Para Consenzo, o pedido era inviável, já que não é possível saber dentre os presos quem pode ou quem não pode pagar pela própria defesa. “Muitas vezes buscam pessoas que podem contratar advogados e isso será um perigo de amanhã, pois os as pessoas carentes não podem ficar à mercê de ser escolhido ou não”, acrescentou. Pesquisa do Ministério da Justiça aponta que, no Brasil, cerca de dois terços da população brasileira não têm condições de pagar advogados e que o Índice de Desenvolvimento Humano (IDH) é maior onde existe uma Defensoria Pública atuante e estruturada.
A opinião de Consenzo é fortemente rebatida pelo defensor público-geral federal, José Rômulo Plácido Sales. Para ele, o discurso do Ministério Público é falacioso. A Defensoria tem legitimidade para atuar em tutela coletiva, diz. “Não é por isso, também, que deixaremos de patrocinar a defesa dos mais carentes.”
Sales reclama que o MP quer ter o monopólio das ações coletivas e não se conforma em perder a exclusividade. Ele explica que as ações coletivas são extremamente eficazes e que nada impede a instituição de usar esse instrumento. O defensor ainda rebateu a crítica sobre a ação proposta no Rio Grande do Sul.

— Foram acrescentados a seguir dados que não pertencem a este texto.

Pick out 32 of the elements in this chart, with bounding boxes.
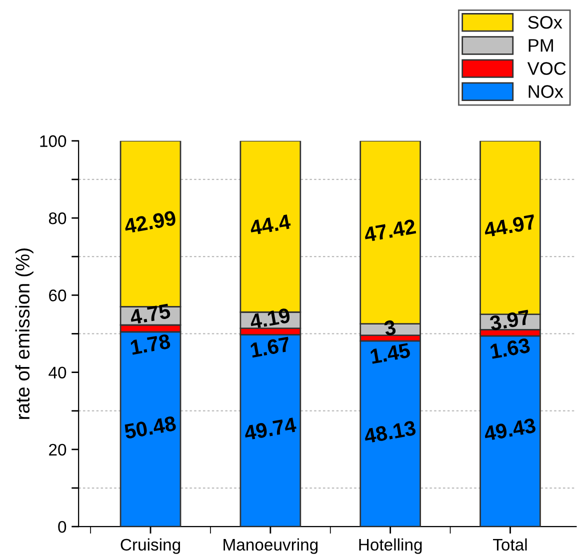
y-tick-label: 40 [48,366,66,378]
y-tick-label: 60 [49,290,66,302]
data-label: 1.45 [370,342,411,364]
data-label: 47.42 [363,218,416,242]
data-label: 3 [384,320,396,336]
data-label: 50.48 [124,416,177,440]
x-tick-label: Cruising [120,538,180,554]
y-tick-label: 0 [58,520,66,533]
data-label: 44.4 [249,214,292,236]
data-label: 1.67 [250,336,290,358]
data-label: 1.63 [490,338,530,359]
x-tick-label: Total [493,538,527,551]
data-label: 1.78 [130,334,171,355]
data-label: 3.97 [489,310,530,331]
data-label: 42.99 [124,210,176,234]
legend-label: SOx [528,16,562,29]
x-tick-label: Manoeuvring [224,538,318,554]
y-tick-label: 80 [48,212,66,224]
data-label: 48.13 [363,420,416,444]
legend-label: PM [528,39,553,52]
bar [360,340,421,527]
data-label: 44.97 [483,214,536,238]
x-tick-label: Hotelling [359,538,422,554]
data-label: 49.74 [243,417,297,441]
data-label: 4.19 [249,308,291,330]
legend-label: NOx [528,85,564,98]
legend-label: VOC [527,62,566,75]
y-axis-title: rate of emission (%) [15,248,34,419]
y-tick-label: 100 [40,135,66,148]
data-label: 49.43 [483,418,536,442]
y-tick-label: 20 [49,444,66,456]
data-label: 4.75 [129,304,171,325]
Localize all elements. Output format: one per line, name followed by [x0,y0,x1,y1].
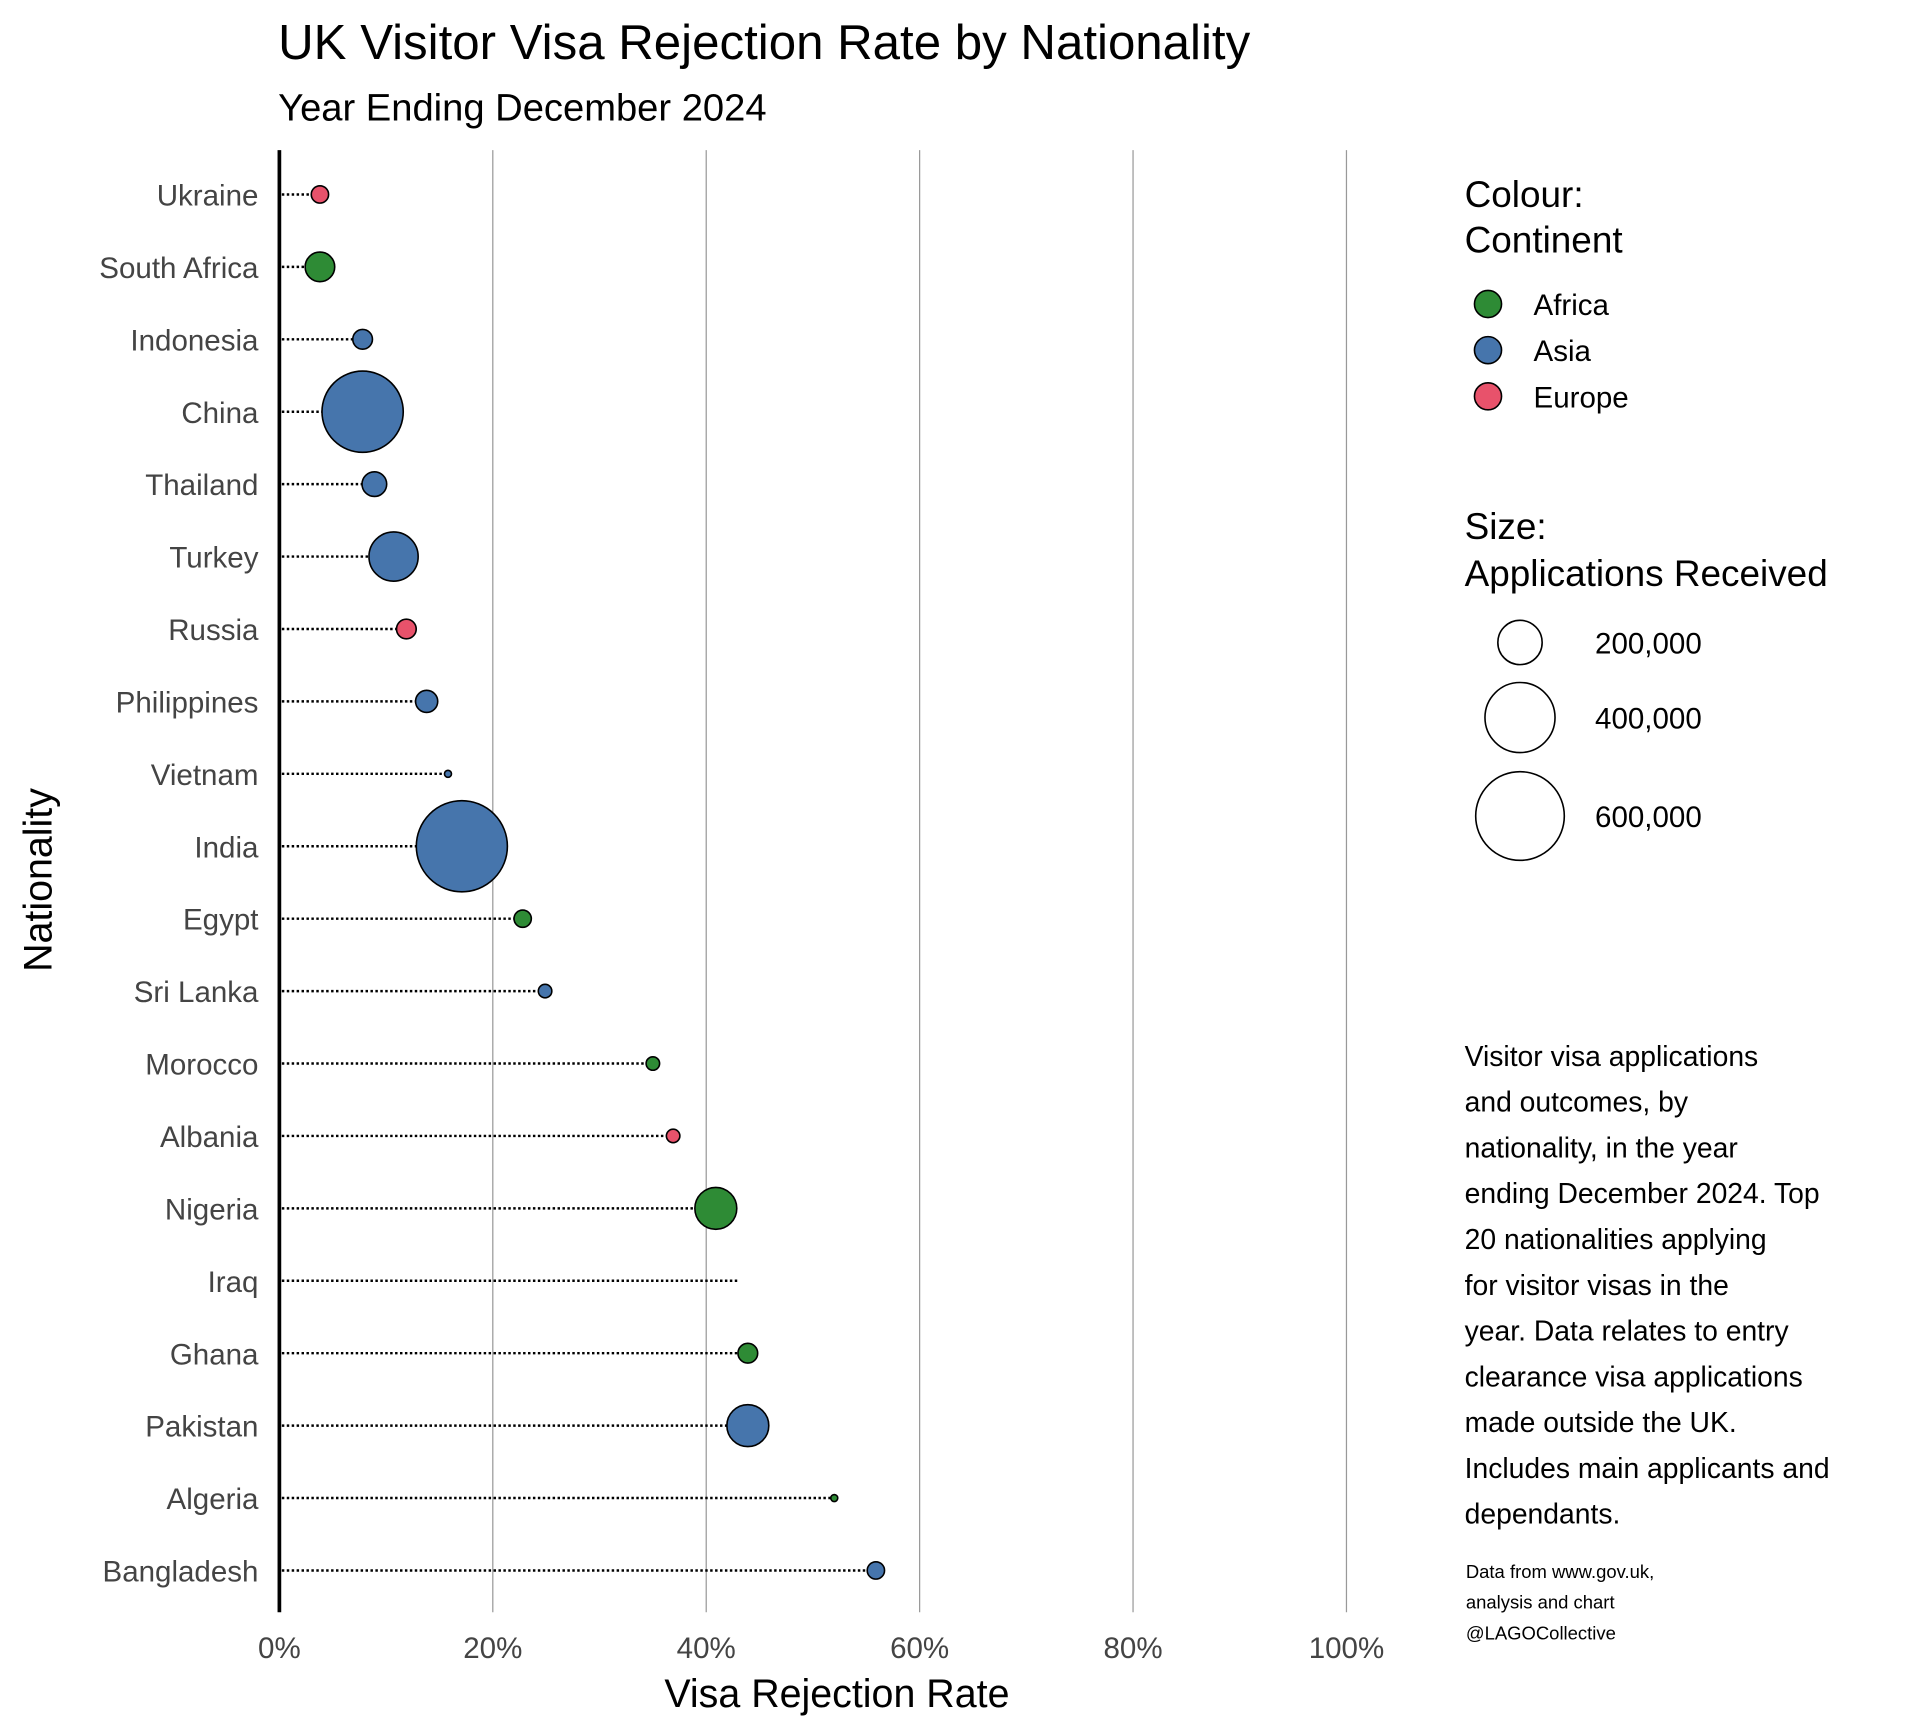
y-tick-label: Iraq [208,1266,259,1299]
y-tick-label: Indonesia [130,324,259,357]
note-line: 20 nationalities applying [1465,1223,1767,1255]
note-line: ending December 2024. Top [1465,1177,1820,1209]
y-tick-label: Egypt [183,904,258,937]
data-point [866,1561,886,1580]
note-line: Includes main applicants and [1465,1452,1830,1484]
y-tick-label: Bangladesh [103,1556,259,1589]
data-point [304,251,336,283]
y-tick-label: Nigeria [165,1193,259,1226]
note-line: dependants. [1465,1498,1621,1530]
legend-size-circle [1474,770,1566,862]
grid [492,150,1348,1613]
legend-label: Asia [1534,335,1592,368]
y-tick-label: Ukraine [157,180,259,213]
legend-swatch [1473,289,1503,319]
points [304,185,886,1580]
y-tick-label: Russia [168,614,259,647]
note-line: Visitor visa applications [1465,1040,1759,1072]
legend: Colour:Continent Africa Asia Europe Size: App… [1465,174,1828,862]
y-tick-label: Turkey [169,542,258,575]
y-tick-label: Albania [160,1121,259,1154]
y-tick-labels: Ukraine South Africa Indonesia China Thailan… [99,180,259,1589]
data-point [665,1128,681,1144]
legend-size-circle [1484,681,1556,754]
data-point [537,983,553,999]
note-line: and outcomes, by [1465,1086,1689,1118]
data-point [361,471,388,498]
x-tick-label: 0% [258,1632,301,1665]
legend-size-circle [1497,619,1543,666]
x-tick-label: 100% [1309,1632,1385,1665]
note-line: clearance visa applications [1465,1360,1803,1392]
x-tick-label: 80% [1104,1632,1163,1665]
data-point [694,1186,738,1231]
data-point [310,185,330,204]
data-point [395,618,418,640]
data-point [368,531,419,582]
x-tick-label: 60% [890,1632,949,1665]
note-line: nationality, in the year [1465,1131,1738,1163]
legend-swatch [1473,381,1503,411]
y-tick-label: China [181,397,259,430]
x-tick-labels: 0% 20% 40% 60% 80% 100% [258,1632,1384,1665]
data-point [321,370,405,454]
data-point [414,689,439,714]
note: Visitor visa applications and outcomes, b… [1465,1040,1830,1644]
legend-label: 600,000 [1595,801,1702,834]
data-point [351,328,374,350]
source-line: analysis and chart [1466,1592,1615,1613]
y-tick-label: Algeria [167,1483,259,1516]
y-tick-label: Sri Lanka [134,976,259,1009]
x-tick-label: 20% [463,1632,522,1665]
legend-title: Colour: [1465,174,1584,215]
x-tick-label: 40% [677,1632,736,1665]
y-tick-label: Pakistan [145,1411,258,1444]
note-line: made outside the UK. [1465,1406,1737,1438]
data-point [645,1055,661,1072]
legend-label: 400,000 [1595,703,1702,736]
y-tick-label: Philippines [116,686,259,719]
data-point [829,1493,839,1503]
x-axis-label: Visa Rejection Rate [664,1672,1009,1716]
source-line: Data from www.gov.uk, [1466,1561,1654,1582]
chart-subtitle: Year Ending December 2024 [278,87,766,130]
y-tick-label: Thailand [145,469,258,502]
legend-title: Continent [1465,219,1623,260]
legend-title: Size: [1465,506,1547,547]
y-tick-label: India [194,831,259,864]
legend-label: Europe [1534,381,1629,414]
note-line: for visitor visas in the [1465,1269,1729,1301]
legend-title: Applications Received [1465,553,1828,594]
data-point [513,909,533,929]
note-line: year. Data relates to entry [1465,1315,1790,1347]
stems [281,193,876,1572]
data-point [443,769,453,779]
data-point [415,799,509,893]
legend-label: Africa [1534,289,1610,322]
data-point [726,1403,770,1448]
source-line: @LAGOCollective [1466,1622,1616,1643]
y-tick-label: Morocco [145,1049,258,1082]
y-tick-label: Ghana [170,1338,259,1371]
legend-label: 200,000 [1595,628,1702,661]
legend-swatch [1473,335,1503,365]
y-axis-label: Nationality [17,788,61,972]
y-tick-label: South Africa [99,252,259,285]
chart-title: UK Visitor Visa Rejection Rate by Nation… [278,15,1250,70]
data-point [737,1342,759,1364]
y-tick-label: Vietnam [151,759,259,792]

O trabalho da instituição não pode ser manchado se, no meio de 99 presos, estiver um que pode pagar advogado particular. “Deixar de propor ação por conta desse pensamento é querer assoberbar ainda mais o Judiciário.”
Plácido Sales reclama que, no âmbito federal, não foram dadas condições à Defensoria para ocupar todos os espaços. Recentemente, foram criadas 230 varas federais e não se preocupou com acesso do mais pobre à Justiça, diz, já que não houve aumento no quadro da Defensoria da União. “Assim, a Justiça vai ficar só para a elite”, diz. E completa: O Estado não dá condição para a Defensoria atuar na área penal.

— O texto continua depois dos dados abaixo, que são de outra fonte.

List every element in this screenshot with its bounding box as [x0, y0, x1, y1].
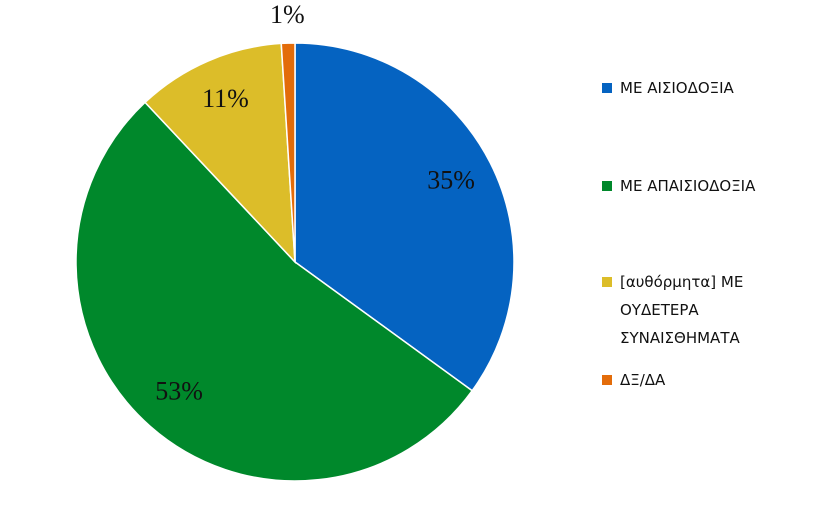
- legend-item: ΜΕ ΑΠΑΙΣΙΟΔΟΞΙΑ: [600, 172, 800, 200]
- pie-slice: [294, 42, 515, 392]
- legend-item: [αυθόρμητα] ΜΕ ΟΥΔΕΤΕΡΑ ΣΥΝΑΙΣΘΗΜΑΤΑ: [600, 268, 800, 352]
- legend-label: ΜΕ ΑΙΣΙΟΔΟΞΙΑ: [620, 79, 734, 97]
- legend-label: [αυθόρμητα] ΜΕ ΟΥΔΕΤΕΡΑ ΣΥΝΑΙΣΘΗΜΑΤΑ: [620, 273, 744, 347]
- legend-label: ΜΕ ΑΠΑΙΣΙΟΔΟΞΙΑ: [620, 177, 756, 195]
- pie-slice: [280, 42, 296, 263]
- data-label: 53%: [155, 376, 203, 405]
- legend-label: ΔΞ/ΔΑ: [620, 371, 666, 389]
- data-label: 1%: [270, 0, 305, 29]
- data-label: 11%: [202, 84, 249, 113]
- legend-swatch: [602, 181, 612, 191]
- legend-item: ΔΞ/ΔΑ: [600, 366, 800, 394]
- pie-slice: [75, 101, 474, 482]
- legend-swatch: [602, 277, 612, 287]
- legend: ΜΕ ΑΙΣΙΟΔΟΞΙΑ ΜΕ ΑΠΑΙΣΙΟΔΟΞΙΑ [αυθόρμητα] …: [600, 74, 800, 394]
- legend-swatch: [602, 83, 612, 93]
- data-label: 35%: [427, 165, 475, 194]
- legend-item: ΜΕ ΑΙΣΙΟΔΟΞΙΑ: [600, 74, 800, 102]
- pie-slice: [144, 42, 296, 265]
- legend-swatch: [602, 375, 612, 385]
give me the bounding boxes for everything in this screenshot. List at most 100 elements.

De acordo com ele, nunca foi prioridade no país fortalecer a Defensoria. O MP deveria, de fato, embarcar nessa luta para ajudar a instituição a se consolidar, diz. Sales lembra que, em Santana Catarina, a Defensoria sequer foi criada. “Lá no estado, não tem Defensoria e o MP não se preocupa com isso, mas sim com a legitimidade dada à Defensoria para propor ações de massa. Essa crítica do MP é de fundo corporativista.”
Carência comprovada
A OAB não toma partida na briga por competência entre Defensoria e MP. Mas o presidente da Ordem, Cezar Britto, observa que o que não pode acontecer é a Defensoria Pública ser remunerada pelo Estado para cuidar do carente e desviar o seu foco para atender aquele que tem condições de patrocinar sua defesa. “Eu entendo que, se isso acontecer, é desvio de conduta, pois há um desvio do sentido constitucional da atividade pública.”

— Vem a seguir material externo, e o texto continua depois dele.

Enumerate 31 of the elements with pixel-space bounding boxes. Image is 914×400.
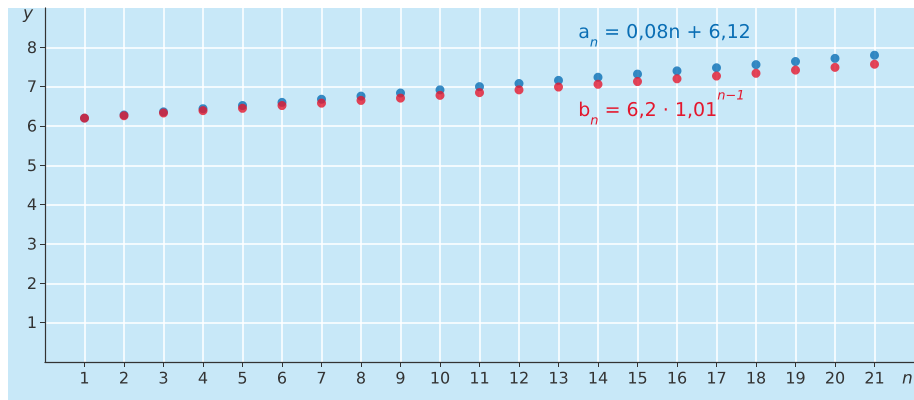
x-tick-label: 13 — [548, 368, 569, 388]
x-tick-label: 5 — [237, 368, 248, 388]
x-tick-label: 7 — [316, 368, 327, 388]
y-tick-label: 7 — [26, 77, 37, 96]
x-tick-label: 15 — [627, 368, 648, 388]
x-tick-label: 14 — [588, 368, 608, 388]
y-tick-label: 1 — [26, 313, 37, 332]
y-tick-label: 3 — [26, 234, 37, 254]
y-tick-label: 6 — [26, 116, 37, 136]
x-tick-label: 18 — [746, 368, 766, 388]
x-tick-label: 9 — [395, 368, 406, 388]
x-tick-label: 19 — [785, 368, 806, 388]
x-tick-label: 11 — [469, 368, 490, 388]
x-axis-title: n — [902, 368, 913, 388]
y-tick-label: 8 — [26, 38, 37, 57]
y-tick-label: 4 — [26, 195, 37, 214]
x-tick-label: 10 — [430, 368, 450, 388]
x-tick-label: 4 — [198, 368, 208, 388]
x-tick-label: 16 — [666, 368, 688, 388]
x-tick-label: 2 — [118, 368, 130, 388]
y-tick-label: 2 — [26, 274, 37, 293]
x-tick-label: 20 — [824, 368, 846, 388]
y-tick-label: 5 — [26, 156, 37, 175]
x-tick-label: 1 — [79, 368, 90, 388]
x-tick-label: 3 — [158, 368, 169, 388]
x-tick-label: 21 — [864, 368, 885, 388]
y-axis-title: y — [22, 4, 34, 24]
x-tick-label: 6 — [276, 368, 288, 388]
x-tick-label: 12 — [508, 368, 530, 388]
x-tick-label: 8 — [356, 368, 366, 388]
x-tick-label: 17 — [706, 368, 727, 388]
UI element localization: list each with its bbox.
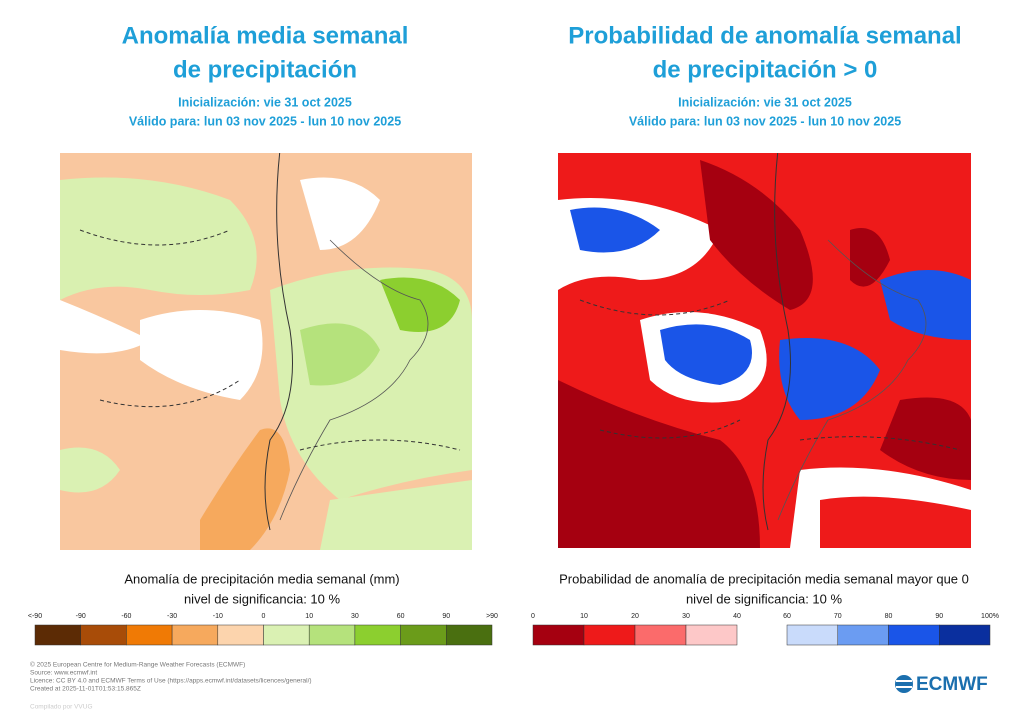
caption: Probabilidad de anomalía de precipitació… <box>559 571 969 586</box>
caption: Anomalía de precipitación media semanal … <box>124 571 399 586</box>
colorbar-label: 10 <box>580 613 588 620</box>
colorbar-swatch <box>837 624 889 646</box>
colorbar-label: >90 <box>486 613 498 620</box>
colorbar-label: 100% <box>981 613 999 620</box>
anomaly-map <box>60 153 472 550</box>
colorbar-swatch <box>400 624 447 646</box>
colorbar-label: -60 <box>121 613 131 620</box>
colorbar-swatch <box>34 624 81 646</box>
colorbar-swatch <box>263 624 310 646</box>
colorbar-swatch <box>939 624 991 646</box>
colorbar-swatch <box>80 624 127 646</box>
colorbar-label: 30 <box>351 613 359 620</box>
colorbar-swatch <box>583 624 636 646</box>
colorbar-label: -30 <box>167 613 177 620</box>
valid-period: Válido para: lun 03 nov 2025 - lun 10 no… <box>629 114 901 128</box>
valid-period: Válido para: lun 03 nov 2025 - lun 10 no… <box>129 114 401 128</box>
colorbar-label: 30 <box>682 613 690 620</box>
title-line: de precipitación <box>173 56 357 83</box>
title-line: de precipitación > 0 <box>653 56 878 83</box>
colorbar-swatch <box>126 624 173 646</box>
logo-text: ECMWF <box>916 674 988 695</box>
colorbar-swatch <box>685 624 738 646</box>
initialization: Inicialización: vie 31 oct 2025 <box>178 95 352 109</box>
colorbar-label: 90 <box>935 613 943 620</box>
colorbar-label: 80 <box>885 613 893 620</box>
colorbar-label: 90 <box>442 613 450 620</box>
ecmwf-logo: ECMWF <box>895 674 988 695</box>
colorbar-label: <-90 <box>28 613 42 620</box>
colorbar-swatch <box>634 624 687 646</box>
credit: Licence: CC BY 4.0 and ECMWF Terms of Us… <box>30 678 312 685</box>
colorbar-swatch <box>171 624 219 646</box>
colorbar-label: 0 <box>262 613 266 620</box>
significance: nivel de significancia: 10 % <box>686 591 843 606</box>
colorbar-swatch <box>888 624 940 646</box>
colorbar-label: -90 <box>76 613 86 620</box>
credit: Created at 2025-11-01T01:53:15.865Z <box>30 686 141 693</box>
colorbar-swatch <box>446 624 493 646</box>
colorbar-label: 10 <box>305 613 313 620</box>
colorbar-label: 60 <box>397 613 405 620</box>
colorbar-label: 60 <box>783 613 791 620</box>
significance: nivel de significancia: 10 % <box>184 591 341 606</box>
colorbar-label: 70 <box>834 613 842 620</box>
colorbar-swatch <box>308 624 356 646</box>
credit: Source: www.ecmwf.int <box>30 670 97 677</box>
probability-map <box>558 153 971 548</box>
colorbar-swatch <box>532 624 585 646</box>
compiled-by: Compilado por VVUG <box>30 704 93 711</box>
colorbar-label: 40 <box>733 613 741 620</box>
credit: © 2025 European Centre for Medium-Range … <box>30 661 245 669</box>
colorbar-swatch <box>786 624 838 646</box>
title-line: Anomalía media semanal <box>122 22 409 49</box>
colorbar-label: -10 <box>213 613 223 620</box>
colorbar-swatch <box>217 624 264 646</box>
colorbar-label: 20 <box>631 613 639 620</box>
colorbar-swatch <box>354 624 401 646</box>
colorbar-label: 0 <box>531 613 535 620</box>
title-line: Probabilidad de anomalía semanal <box>568 22 961 49</box>
initialization: Inicialización: vie 31 oct 2025 <box>678 95 852 109</box>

André Luis Melo, promotor de Justiça em Minas Gerais, conta que na Europa e nos Estados Unidos o reconhecimento da carência para fazer jus ao advogado gratuito é bem regulamentado. Aqui, não. "Ninguém sabe quem é este pobre." Ele critica a atuação da Defensoria ao representar os familiares das vítimas no acidente da TAM, em julho de 1997. "Essa atuação da Defensoria chegou a ganhar o Prêmio Innovare, mas acho que isto não deveria ser atribuição da Defensoria, que acaba atendendo pessoas que podem pagar advogado.”